S&P 500 heads towards resistance at 1150
The S&P 500 Index has rallied about 70 percent in the last 12 months. It experienced a correction that started late January, set off by Greece woes and Chinese monetary tightening.
The index has rallied since then and Tuesday's close takes it 10 points below the 2010 high made on January 15.
The S&P 500 closed up 1.94 points, or 0.36 percent, at 1,140.44. The Dow Jones Industrial Average closed up 11.86 points, or 0.11 percent, at 10,564.38.

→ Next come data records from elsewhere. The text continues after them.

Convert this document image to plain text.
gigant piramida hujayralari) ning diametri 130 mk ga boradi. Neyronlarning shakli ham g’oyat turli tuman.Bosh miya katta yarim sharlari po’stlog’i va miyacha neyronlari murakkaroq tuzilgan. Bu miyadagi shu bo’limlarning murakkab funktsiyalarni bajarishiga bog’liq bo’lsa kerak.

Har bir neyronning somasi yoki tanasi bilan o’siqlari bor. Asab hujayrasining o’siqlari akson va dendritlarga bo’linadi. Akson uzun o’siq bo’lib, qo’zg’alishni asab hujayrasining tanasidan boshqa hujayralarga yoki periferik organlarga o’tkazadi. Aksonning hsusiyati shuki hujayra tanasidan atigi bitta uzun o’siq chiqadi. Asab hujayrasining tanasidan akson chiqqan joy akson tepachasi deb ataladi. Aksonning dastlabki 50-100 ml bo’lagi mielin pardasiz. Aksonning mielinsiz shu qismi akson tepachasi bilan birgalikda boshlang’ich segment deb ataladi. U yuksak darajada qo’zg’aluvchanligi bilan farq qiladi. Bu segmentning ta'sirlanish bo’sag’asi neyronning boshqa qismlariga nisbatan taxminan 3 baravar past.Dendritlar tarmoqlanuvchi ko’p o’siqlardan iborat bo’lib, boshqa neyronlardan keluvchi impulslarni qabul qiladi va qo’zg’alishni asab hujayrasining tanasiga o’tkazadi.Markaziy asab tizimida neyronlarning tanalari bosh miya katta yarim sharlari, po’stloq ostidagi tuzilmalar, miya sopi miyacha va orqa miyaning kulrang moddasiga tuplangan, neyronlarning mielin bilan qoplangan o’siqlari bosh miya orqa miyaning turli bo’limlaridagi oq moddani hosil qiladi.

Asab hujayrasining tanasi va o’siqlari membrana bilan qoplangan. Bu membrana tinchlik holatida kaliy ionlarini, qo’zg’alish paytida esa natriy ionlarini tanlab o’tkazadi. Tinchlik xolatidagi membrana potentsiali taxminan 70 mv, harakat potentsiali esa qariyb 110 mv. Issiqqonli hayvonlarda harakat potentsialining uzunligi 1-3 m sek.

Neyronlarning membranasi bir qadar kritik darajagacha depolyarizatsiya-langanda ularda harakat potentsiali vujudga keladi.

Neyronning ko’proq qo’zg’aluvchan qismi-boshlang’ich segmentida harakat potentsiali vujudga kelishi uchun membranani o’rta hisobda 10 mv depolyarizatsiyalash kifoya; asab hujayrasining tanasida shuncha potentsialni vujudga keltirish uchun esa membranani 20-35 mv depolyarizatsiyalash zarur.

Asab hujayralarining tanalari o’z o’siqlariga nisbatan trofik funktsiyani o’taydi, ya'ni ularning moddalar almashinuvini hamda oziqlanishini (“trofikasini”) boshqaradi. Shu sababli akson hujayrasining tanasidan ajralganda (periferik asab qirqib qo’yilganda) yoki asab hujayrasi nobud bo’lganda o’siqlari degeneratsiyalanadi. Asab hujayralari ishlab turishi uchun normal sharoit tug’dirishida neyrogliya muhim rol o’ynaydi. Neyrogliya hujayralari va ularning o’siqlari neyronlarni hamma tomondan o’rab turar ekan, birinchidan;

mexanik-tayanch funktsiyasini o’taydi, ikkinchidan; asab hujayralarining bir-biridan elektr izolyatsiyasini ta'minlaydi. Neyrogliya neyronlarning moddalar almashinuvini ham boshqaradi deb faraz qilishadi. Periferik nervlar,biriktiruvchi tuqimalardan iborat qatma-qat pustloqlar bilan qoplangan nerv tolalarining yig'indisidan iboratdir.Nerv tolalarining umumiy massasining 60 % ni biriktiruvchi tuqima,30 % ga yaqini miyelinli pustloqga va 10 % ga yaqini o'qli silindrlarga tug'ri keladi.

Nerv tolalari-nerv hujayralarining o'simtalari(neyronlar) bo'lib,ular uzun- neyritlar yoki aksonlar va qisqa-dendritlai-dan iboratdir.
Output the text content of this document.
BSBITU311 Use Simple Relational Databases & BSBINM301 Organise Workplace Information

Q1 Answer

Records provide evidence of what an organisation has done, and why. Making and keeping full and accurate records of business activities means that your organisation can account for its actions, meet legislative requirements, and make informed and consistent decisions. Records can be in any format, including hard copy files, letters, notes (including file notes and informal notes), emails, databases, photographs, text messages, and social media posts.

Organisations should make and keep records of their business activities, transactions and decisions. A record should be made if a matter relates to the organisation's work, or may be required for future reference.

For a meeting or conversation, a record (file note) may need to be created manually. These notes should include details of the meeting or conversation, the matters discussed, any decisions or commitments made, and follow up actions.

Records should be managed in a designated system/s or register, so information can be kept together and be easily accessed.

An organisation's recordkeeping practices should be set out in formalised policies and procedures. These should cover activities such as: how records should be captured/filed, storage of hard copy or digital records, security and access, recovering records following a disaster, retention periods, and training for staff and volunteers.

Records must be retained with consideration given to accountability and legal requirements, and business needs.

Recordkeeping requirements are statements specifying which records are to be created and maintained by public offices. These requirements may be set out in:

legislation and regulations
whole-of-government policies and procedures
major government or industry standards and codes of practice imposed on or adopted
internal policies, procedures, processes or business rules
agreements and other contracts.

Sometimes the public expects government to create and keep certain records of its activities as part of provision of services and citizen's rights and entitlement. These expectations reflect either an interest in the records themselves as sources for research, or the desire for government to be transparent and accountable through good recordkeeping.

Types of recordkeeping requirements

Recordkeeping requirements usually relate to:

Transportation stocks were among the best performers as Dow Jones Transportation Average closed up 1.31 percent. The Dow Jones U.S. Telecommunications Index also closed up 1.20 percent, with Sprint Nextel (NYSE:S) closing up 6.47 percent.
Basic materials struggled as the Dow Jones U.S. Basic Materials Index closed down 0.44 percent.
On January 15, the market snapped its 2010 rally even though JPMorgan (NYSE:JPM) reported better than expected earnings. The S&P 500 traded as high as 1150.45 before closing at 1136.03.
The market correction eventually took the index to an intraday low of 1,044.5 February 5. As Tuesday's close inched the index closer towards the 2010 high, market participants will eye the remainder of this week to see if this index can break above 1150.
Exactly one year ago, the stock market bottomed for 2009, with the S&P 500 closing at 676.53. The index has rallied about 70 percent since then.
According to USA Today, bull markets usually last longer than one year, giving market participants hope that the market will make highs in 2010. The last time a bull market ended before 2 years was in 1947 and the last time it ended before 1 year was during the Great Depression.